For a protest last year against an ANC-backed law requiring some employers to meet racial quotas in hiring, the Democratic Alliance bused black township residents to march through central Cape Town.
“Black people are getting jobs, and our people of color aren’t getting any,” said Reneé Ferris, who attended the rally and said she was looking for work as a cleaner.
Steenhuisen, who grew up in the coastal city of Durban, has said financial problems prevented him from finishing university.
He joined his hometown council in 1999 and quickly volunteered for site visits to inspect the town’s infrastructure or hand out leaflets at weekend rugby matches, said Gillian Noyce, who worked alongside him. .
At age 30, Steenhuisen became the head of the Democratic Alliance group on the City Council, leading more experienced legislators. Three years later, he led the party in the province of KwaZulu-Natal, and in just two more years he was elected to the national Parliament.

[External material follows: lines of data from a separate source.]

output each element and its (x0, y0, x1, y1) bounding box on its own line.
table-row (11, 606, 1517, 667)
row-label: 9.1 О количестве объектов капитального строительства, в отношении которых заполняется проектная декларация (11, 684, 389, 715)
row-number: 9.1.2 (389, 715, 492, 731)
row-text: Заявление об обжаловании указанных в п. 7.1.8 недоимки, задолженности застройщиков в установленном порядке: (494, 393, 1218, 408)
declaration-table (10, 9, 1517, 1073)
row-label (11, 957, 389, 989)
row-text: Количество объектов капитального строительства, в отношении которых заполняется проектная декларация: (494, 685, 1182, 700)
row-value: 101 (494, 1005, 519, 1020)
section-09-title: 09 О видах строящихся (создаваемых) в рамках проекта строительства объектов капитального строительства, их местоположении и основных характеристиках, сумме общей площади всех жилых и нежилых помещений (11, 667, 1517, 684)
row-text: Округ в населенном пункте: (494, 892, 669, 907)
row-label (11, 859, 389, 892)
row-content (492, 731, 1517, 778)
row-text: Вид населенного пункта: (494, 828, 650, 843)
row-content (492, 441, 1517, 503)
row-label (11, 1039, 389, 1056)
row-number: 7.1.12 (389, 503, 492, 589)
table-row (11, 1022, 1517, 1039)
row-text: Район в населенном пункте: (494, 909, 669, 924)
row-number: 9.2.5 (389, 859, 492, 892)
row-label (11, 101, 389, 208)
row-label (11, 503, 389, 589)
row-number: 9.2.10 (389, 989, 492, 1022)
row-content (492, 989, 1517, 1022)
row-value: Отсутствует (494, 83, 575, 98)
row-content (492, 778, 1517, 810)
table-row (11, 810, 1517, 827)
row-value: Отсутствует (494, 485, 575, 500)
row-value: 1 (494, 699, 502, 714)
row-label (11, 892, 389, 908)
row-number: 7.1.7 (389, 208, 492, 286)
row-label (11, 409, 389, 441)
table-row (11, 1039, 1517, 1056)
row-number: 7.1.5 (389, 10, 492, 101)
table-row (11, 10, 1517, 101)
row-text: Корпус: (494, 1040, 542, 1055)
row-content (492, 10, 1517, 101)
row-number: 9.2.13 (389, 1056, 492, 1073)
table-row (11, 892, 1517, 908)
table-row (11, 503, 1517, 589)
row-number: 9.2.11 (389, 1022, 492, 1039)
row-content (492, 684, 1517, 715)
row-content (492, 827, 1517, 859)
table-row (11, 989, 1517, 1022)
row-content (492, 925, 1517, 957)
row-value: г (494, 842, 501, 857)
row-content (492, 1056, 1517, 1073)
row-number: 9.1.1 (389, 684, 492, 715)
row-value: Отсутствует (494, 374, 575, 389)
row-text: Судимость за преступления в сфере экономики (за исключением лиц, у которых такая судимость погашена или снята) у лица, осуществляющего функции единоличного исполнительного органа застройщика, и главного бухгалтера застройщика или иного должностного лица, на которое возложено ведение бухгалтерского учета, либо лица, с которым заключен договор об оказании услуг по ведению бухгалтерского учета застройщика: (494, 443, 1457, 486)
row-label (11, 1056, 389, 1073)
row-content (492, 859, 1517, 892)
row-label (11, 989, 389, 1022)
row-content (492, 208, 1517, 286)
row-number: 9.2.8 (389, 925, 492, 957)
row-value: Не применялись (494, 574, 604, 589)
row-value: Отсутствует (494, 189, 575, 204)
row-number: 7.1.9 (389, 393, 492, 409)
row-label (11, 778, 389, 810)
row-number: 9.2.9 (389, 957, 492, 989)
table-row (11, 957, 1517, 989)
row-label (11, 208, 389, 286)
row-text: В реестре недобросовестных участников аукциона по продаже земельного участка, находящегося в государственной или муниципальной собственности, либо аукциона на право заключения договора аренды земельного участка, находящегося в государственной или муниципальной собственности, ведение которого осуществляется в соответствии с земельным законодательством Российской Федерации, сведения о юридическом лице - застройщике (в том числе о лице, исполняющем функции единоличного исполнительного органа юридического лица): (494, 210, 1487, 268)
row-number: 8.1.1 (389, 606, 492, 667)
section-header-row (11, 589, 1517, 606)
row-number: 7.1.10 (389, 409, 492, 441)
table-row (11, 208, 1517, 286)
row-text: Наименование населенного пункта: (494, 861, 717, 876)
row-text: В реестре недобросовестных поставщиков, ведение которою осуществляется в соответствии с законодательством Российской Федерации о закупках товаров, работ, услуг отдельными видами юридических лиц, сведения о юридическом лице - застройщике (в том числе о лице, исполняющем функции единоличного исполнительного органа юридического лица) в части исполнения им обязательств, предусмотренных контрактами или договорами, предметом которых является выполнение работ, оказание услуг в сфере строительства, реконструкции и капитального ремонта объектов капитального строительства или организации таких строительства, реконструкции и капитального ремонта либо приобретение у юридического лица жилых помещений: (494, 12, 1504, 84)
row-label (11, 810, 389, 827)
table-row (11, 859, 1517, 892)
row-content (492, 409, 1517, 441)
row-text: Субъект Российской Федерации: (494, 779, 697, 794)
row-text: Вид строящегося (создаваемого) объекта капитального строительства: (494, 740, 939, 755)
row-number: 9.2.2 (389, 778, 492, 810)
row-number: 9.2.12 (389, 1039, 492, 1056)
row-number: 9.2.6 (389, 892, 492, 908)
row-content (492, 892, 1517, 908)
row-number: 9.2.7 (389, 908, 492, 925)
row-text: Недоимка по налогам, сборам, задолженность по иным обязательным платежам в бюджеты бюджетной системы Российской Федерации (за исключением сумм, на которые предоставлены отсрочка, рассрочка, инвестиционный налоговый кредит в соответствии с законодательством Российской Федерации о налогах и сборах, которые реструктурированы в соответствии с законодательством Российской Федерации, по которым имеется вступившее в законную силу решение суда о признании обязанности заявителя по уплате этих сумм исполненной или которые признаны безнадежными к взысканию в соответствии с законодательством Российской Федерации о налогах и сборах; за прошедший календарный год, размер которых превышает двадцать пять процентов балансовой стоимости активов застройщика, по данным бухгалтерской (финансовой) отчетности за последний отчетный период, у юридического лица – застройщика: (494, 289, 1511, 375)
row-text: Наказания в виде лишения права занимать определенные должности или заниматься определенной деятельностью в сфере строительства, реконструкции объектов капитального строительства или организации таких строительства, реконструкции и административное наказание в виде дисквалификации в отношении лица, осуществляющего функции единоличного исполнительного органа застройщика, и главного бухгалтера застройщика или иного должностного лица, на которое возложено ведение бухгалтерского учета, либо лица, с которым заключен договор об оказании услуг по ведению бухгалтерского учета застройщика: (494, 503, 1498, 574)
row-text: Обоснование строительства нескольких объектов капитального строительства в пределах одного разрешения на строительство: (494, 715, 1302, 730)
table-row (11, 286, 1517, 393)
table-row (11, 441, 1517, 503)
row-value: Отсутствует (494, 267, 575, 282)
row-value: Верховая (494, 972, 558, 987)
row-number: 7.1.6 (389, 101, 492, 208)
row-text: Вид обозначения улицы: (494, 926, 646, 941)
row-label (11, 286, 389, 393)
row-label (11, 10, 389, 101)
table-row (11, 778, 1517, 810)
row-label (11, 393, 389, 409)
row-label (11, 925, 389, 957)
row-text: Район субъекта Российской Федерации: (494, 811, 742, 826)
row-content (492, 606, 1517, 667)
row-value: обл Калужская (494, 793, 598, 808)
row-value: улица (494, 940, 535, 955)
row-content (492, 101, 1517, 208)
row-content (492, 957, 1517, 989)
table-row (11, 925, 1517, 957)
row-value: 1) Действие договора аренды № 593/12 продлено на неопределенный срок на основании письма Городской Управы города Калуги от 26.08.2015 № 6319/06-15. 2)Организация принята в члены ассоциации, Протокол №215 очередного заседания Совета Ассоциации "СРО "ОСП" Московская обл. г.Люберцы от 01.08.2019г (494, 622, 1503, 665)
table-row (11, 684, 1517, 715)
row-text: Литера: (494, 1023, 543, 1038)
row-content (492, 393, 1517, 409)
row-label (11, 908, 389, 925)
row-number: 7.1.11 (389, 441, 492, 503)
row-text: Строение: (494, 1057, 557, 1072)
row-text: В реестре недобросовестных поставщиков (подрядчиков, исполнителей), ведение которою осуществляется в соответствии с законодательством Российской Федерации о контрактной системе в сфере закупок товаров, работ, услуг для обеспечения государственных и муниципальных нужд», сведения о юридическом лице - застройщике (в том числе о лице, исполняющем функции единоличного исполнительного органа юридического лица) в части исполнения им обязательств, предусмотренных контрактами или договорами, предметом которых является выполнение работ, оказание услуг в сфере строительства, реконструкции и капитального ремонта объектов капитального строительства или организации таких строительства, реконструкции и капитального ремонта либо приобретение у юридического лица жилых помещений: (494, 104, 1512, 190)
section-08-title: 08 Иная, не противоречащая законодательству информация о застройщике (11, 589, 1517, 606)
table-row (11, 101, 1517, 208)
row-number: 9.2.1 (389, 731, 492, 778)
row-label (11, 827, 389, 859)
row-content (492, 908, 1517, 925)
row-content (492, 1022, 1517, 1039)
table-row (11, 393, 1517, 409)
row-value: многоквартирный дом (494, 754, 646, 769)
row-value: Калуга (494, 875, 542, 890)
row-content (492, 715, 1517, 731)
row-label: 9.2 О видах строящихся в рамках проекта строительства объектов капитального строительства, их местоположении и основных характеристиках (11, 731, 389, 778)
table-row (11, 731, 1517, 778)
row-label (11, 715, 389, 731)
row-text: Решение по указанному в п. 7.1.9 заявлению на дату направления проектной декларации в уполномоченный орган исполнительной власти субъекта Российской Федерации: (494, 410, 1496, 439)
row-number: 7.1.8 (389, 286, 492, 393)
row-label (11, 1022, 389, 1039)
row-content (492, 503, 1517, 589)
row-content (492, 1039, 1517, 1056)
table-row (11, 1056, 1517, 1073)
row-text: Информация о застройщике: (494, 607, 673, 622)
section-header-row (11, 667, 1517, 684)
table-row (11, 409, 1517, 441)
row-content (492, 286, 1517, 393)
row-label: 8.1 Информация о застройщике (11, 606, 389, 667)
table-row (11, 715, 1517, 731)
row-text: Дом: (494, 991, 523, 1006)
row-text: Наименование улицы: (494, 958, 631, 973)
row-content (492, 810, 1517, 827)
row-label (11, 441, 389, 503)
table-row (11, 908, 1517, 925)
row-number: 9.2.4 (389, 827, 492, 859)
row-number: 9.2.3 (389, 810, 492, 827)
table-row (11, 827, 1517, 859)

He cultivated relationships with both colleagues and constituents, and several of his critics and defenders said he has a distinctive ability to read a room. She hosted Christmas parties at her house and hosted after-work drinks every week, Noyce recalled.
But in 2010, it became public that Steenhuisen had been cheating on his wife of 10 years with a party spokesperson, who was married to another party member. Steenhuisen resigned as party leader in KwaZulu Natal province. He is now married to the woman he had the affair with. In a country accustomed to political scandals, the episode did not stop Steenhuisen’s rise.
He has fought tough battles within the party, earning a reputation as someone who does not tolerate dissent, former members said.
Three days after last week’s election, Steenhuisen was in a Zoom meeting with the leaders of several smaller parties that also signed a pledge last year not to work with the ANC. Some of them chastised the Democratic Alliance over reports that it would not honor its commitment to the pact, according to a recording of the meeting obtained by The New York Times.
It seemed to Steenhuisen’s critics that, faced with the smell of power, he and his party were ready to abandon the principles he had defended.
“No one will trust them again in the future,” the leader of a small party said of the Democratic Alliance.
“With all due respect, you speak without authority about the district attorney and what he is going to do or not do,” Steenhuisen responded. “You need to understand it very, very clearly.”